What it really shows is that they have so little EU-originating readers/income that it doesn’t make economical sense spend thousands of dollars on evaluating compliance. And yes, the law is poorly written that even parsing it is a non trivial cost, particularly if you are a risk-averse organization.

It may mean they are doing obscene tracking too, but you are making ideological assumption if that’s your only hypothesis.

[sireat]

Exactly, while I have access to VPN and other means of bypassing the block, I have no intention of supporting such lackadaisical solutions to our privacy.

[sschueller]

This is so stupid, they are still infracting on European Citizens that just happen to not be in Europe. For example I can get to the page but I am in Switzerland which is not part of the EU yet smack in the middle of Europe.

[lagadu]

The GDPR's scope is EU (or EEA, I can't recall) residents in EU territories, it has no provisions at all for EU citizens who reside outside the territory.

[ggus]

I'm in San Marino, I can read the page, and San Marino is not EU but it is in the scope of the GDPR law.

[austenallred]

How do you propose they determine that you’re a part of the EU if not by IP address and if they can’t track members of the EU?

[DanBC]

The point is that they're i) blocking people who aren't covered by GDPR. ii) not actually exempting themselves from GDPR because they still have all the data from EU residents from before the blocking.

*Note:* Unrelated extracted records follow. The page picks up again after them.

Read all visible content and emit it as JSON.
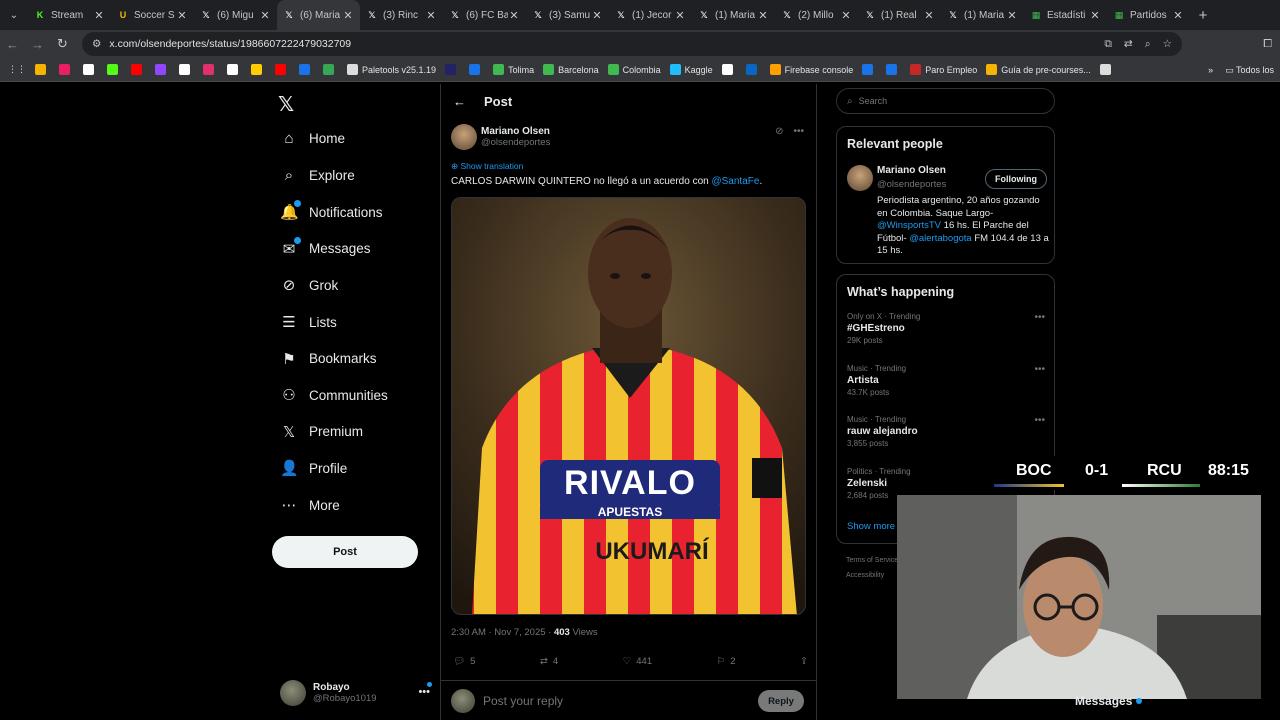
{
  "browser": {
    "tabs": [
      {
        "title": "Stream",
        "icon": "k-icon",
        "color": "#53fc18",
        "glyph": "K"
      },
      {
        "title": "Soccer S",
        "icon": "u-icon",
        "color": "#f7b500",
        "glyph": "U"
      },
      {
        "title": "(6) Migu",
        "icon": "x-icon",
        "color": "#ffffff",
        "glyph": "𝕏"
      },
      {
        "title": "(6) Maria",
        "icon": "x-icon",
        "color": "#ffffff",
        "glyph": "𝕏",
        "active": true
      },
      {
        "title": "(3) Rinc",
        "icon": "x-icon",
        "color": "#ffffff",
        "glyph": "𝕏"
      },
      {
        "title": "(6) FC Ba",
        "icon": "x-icon",
        "color": "#ffffff",
        "glyph": "𝕏"
      },
      {
        "title": "(3) Samu",
        "icon": "x-icon",
        "color": "#ffffff",
        "glyph": "𝕏"
      },
      {
        "title": "(1) Jecor",
        "icon": "x-icon",
        "color": "#ffffff",
        "glyph": "𝕏"
      },
      {
        "title": "(1) Maria",
        "icon": "x-icon",
        "color": "#ffffff",
        "glyph": "𝕏"
      },
      {
        "title": "(2) Millo",
        "icon": "x-icon",
        "color": "#ffffff",
        "glyph": "𝕏"
      },
      {
        "title": "(1) Real",
        "icon": "x-icon",
        "color": "#ffffff",
        "glyph": "𝕏"
      },
      {
        "title": "(1) Maria",
        "icon": "x-icon",
        "color": "#ffffff",
        "glyph": "𝕏"
      },
      {
        "title": "Estadísti",
        "icon": "green-sheet-icon",
        "color": "#3fb950",
        "glyph": "▦"
      },
      {
        "title": "Partidos",
        "icon": "green-sheet-icon",
        "color": "#3fb950",
        "glyph": "▦"
      }
    ],
    "url": "x.com/olsendeportes/status/1986607222479032709",
    "bookmarks": [
      {
        "label": "",
        "color": "#f4b400"
      },
      {
        "label": "",
        "color": "#e91e63"
      },
      {
        "label": "",
        "color": "#ffffff"
      },
      {
        "label": "",
        "color": "#53fc18"
      },
      {
        "label": "",
        "color": "#ff0000"
      },
      {
        "label": "",
        "color": "#9146ff"
      },
      {
        "label": "",
        "color": "#ffffff"
      },
      {
        "label": "",
        "color": "#e1306c"
      },
      {
        "label": "",
        "color": "#ffffff"
      },
      {
        "label": "",
        "color": "#ffcc00"
      },
      {
        "label": "",
        "color": "#ff0000"
      },
      {
        "label": "",
        "color": "#1a73e8"
      },
      {
        "label": "",
        "color": "#34a853"
      },
      {
        "label": "Paletools v25.1.19",
        "color": "#dddddd"
      },
      {
        "label": "",
        "color": "#222266"
      },
      {
        "label": "",
        "color": "#1a73e8"
      },
      {
        "label": "Tolima",
        "color": "#3fb950"
      },
      {
        "label": "Barcelona",
        "color": "#3fb950"
      },
      {
        "label": "Colombia",
        "color": "#3fb950"
      },
      {
        "label": "Kaggle",
        "color": "#20beff"
      },
      {
        "label": "",
        "color": "#ffffff"
      },
      {
        "label": "",
        "color": "#0a66c2"
      },
      {
        "label": "Firebase console",
        "color": "#ffa000"
      },
      {
        "label": "",
        "color": "#1a73e8"
      },
      {
        "label": "",
        "color": "#1a73e8"
      },
      {
        "label": "Paro Empleo",
        "color": "#c62828"
      },
      {
        "label": "Guía de pre-courses...",
        "color": "#f4b400"
      },
      {
        "label": "",
        "color": "#dddddd"
      }
    ],
    "all_bookmarks": "Todos los"
  },
  "nav": {
    "items": [
      {
        "label": "Home",
        "icon": "home-icon",
        "glyph": "⌂"
      },
      {
        "label": "Explore",
        "icon": "search-icon",
        "glyph": "⌕"
      },
      {
        "label": "Notifications",
        "icon": "bell-icon",
        "glyph": "🔔",
        "dot": true
      },
      {
        "label": "Messages",
        "icon": "mail-icon",
        "glyph": "✉",
        "dot": true
      },
      {
        "label": "Grok",
        "icon": "grok-icon",
        "glyph": "⊘"
      },
      {
        "label": "Lists",
        "icon": "list-icon",
        "glyph": "☰"
      },
      {
        "label": "Bookmarks",
        "icon": "bookmark-icon",
        "glyph": "⚑"
      },
      {
        "label": "Communities",
        "icon": "communities-icon",
        "glyph": "⚇"
      },
      {
        "label": "Premium",
        "icon": "x-icon",
        "glyph": "𝕏"
      },
      {
        "label": "Profile",
        "icon": "profile-icon",
        "glyph": "👤"
      },
      {
        "label": "More",
        "icon": "more-circle-icon",
        "glyph": "⋯"
      }
    ],
    "post_label": "Post",
    "user_name": "Robayo",
    "user_handle": "@Robayo1019"
  },
  "post": {
    "header_title": "Post",
    "author_name": "Mariano Olsen",
    "author_handle": "@olsendeportes",
    "translate_label": "Show translation",
    "text_before": "CARLOS DARWIN QUINTERO no llegó a un acuerdo con ",
    "text_mention": "@SantaFe",
    "text_after": ".",
    "shirt_sponsor": "RIVALO",
    "shirt_sponsor_sub": "APUESTAS",
    "shirt_sponsor_2": "UKUMARÍ",
    "time": "2:30 AM · Nov 7, 2025 · ",
    "views_count": "403",
    "views_label": " Views",
    "replies": "5",
    "reposts": "4",
    "likes": "441",
    "bookmarks": "2",
    "reply_placeholder": "Post your reply",
    "reply_button": "Reply"
  },
  "sidebar": {
    "search_placeholder": "Search",
    "relevant_title": "Relevant people",
    "person": {
      "name": "Mariano Olsen",
      "handle": "@olsendeportes",
      "follow_label": "Following",
      "bio_1": "Periodista argentino, 20 años gozando en Colombia. Saque Largo- ",
      "bio_mention_1": "@WinsportsTV",
      "bio_2": " 16 hs. El Parche del Fútbol- ",
      "bio_mention_2": "@alertabogota",
      "bio_3": " FM 104.4 de 13 a 15 hs."
    },
    "happening_title": "What’s happening",
    "trends": [
      {
        "context": "Only on X · Trending",
        "title": "#GHEstreno",
        "count": "29K posts"
      },
      {
        "context": "Music · Trending",
        "title": "Artista",
        "count": "43.7K posts"
      },
      {
        "context": "Music · Trending",
        "title": "rauw alejandro",
        "count": "3,855 posts"
      },
      {
        "context": "Politics · Trending",
        "title": "Zelenski",
        "count": "2,684 posts"
      }
    ],
    "show_more": "Show more",
    "footer_1": "Terms of Service",
    "footer_2": "Accessibility"
  },
  "overlay": {
    "home_team": "BOC",
    "score": "0-1",
    "away_team": "RCU",
    "clock": "88:15",
    "messages_dock": "Messages"
  }
}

Blocking EU residents as a GDPR protection is dumb.

[pavelludiq]

I'm in the EU, but since I'm looking at it from a work computer, and I guess our network exits in the US, I can see the article, so they are in breach of GDPR even with their stupid block.

[dogma1138]

No they aren’t the fact that you can bypass their restrictions does not matter it’s the intent that does.

[pavelludiq]

Still, using ip addresses to try to determine where a request is originating from is not a good idea. I'm also not intending to bypass a block, I just happen to be in a network right now that that doesn't have a public ip in the EU, I'm using the internet as intended, the fact that ips sometimes correspond to geography is mostly accidental.

[dogma1138]

It doesn’t violate GDPR you do not need conscent for this level of profiling.

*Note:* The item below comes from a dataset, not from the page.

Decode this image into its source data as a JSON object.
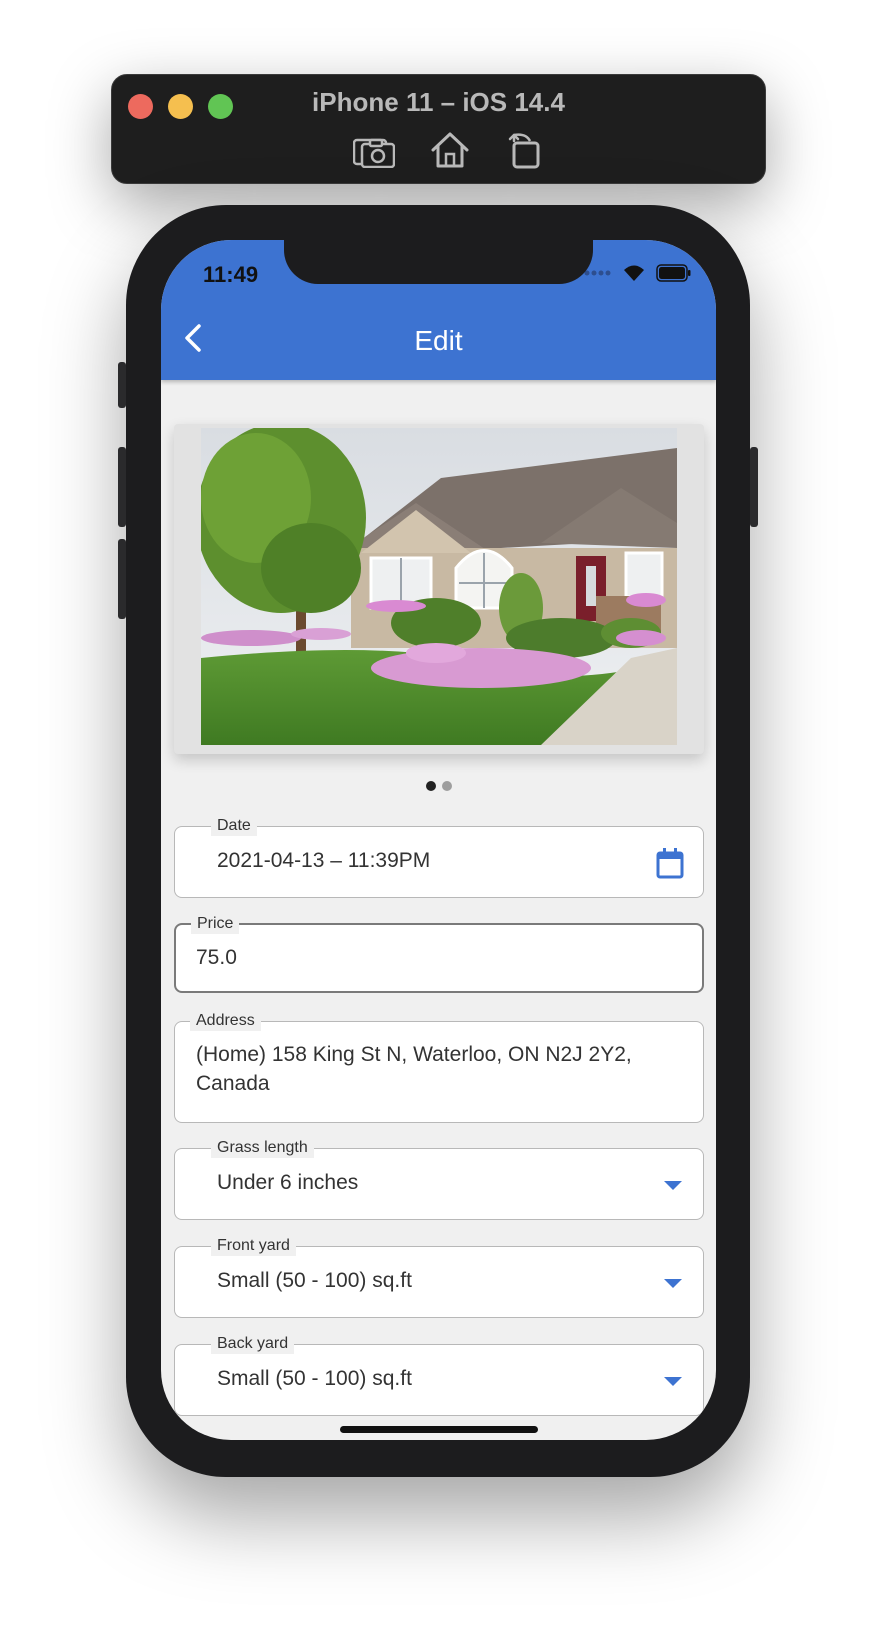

And again using or not using the internet as intended isn’t the issue here but rather if they intend to provide services to the EU or not a message saying EU users should leave in the same manner as age conscent is verified is technically sufficient to indicate that you do not provide service to EU residents, geoblocking the IP also sufficient even if it’s not perfect.

[nmjohn]

> Still, using ip addresses to try to determine where a request is originating from is not a good idea

How else should they do it? I concede it is not foolproof nor ideal - but for websites which you've not provided your location to yourself, how is it possible for them to determine whether or not you are in Europe?

[dogma1138]

You are allowed to use it and even keep it without consent if anything the GDPR wants to separate consent from data processing. https://eugdprcompliant.com/personal-data/

You can maintain the records of an IP address (as well as other PII) for business needs e.g. security or to enforce other requirements such as geoblocking even without explicit consent of the user it's all about why you and what do you with it which is why legal/lawful grounds exist.

https://ico.org.uk/for-organisations/guide-to-the-general-da...

Also for the most part if you do not have a lawful basis for collecting or processing PII consent is not a sufficient reason to so.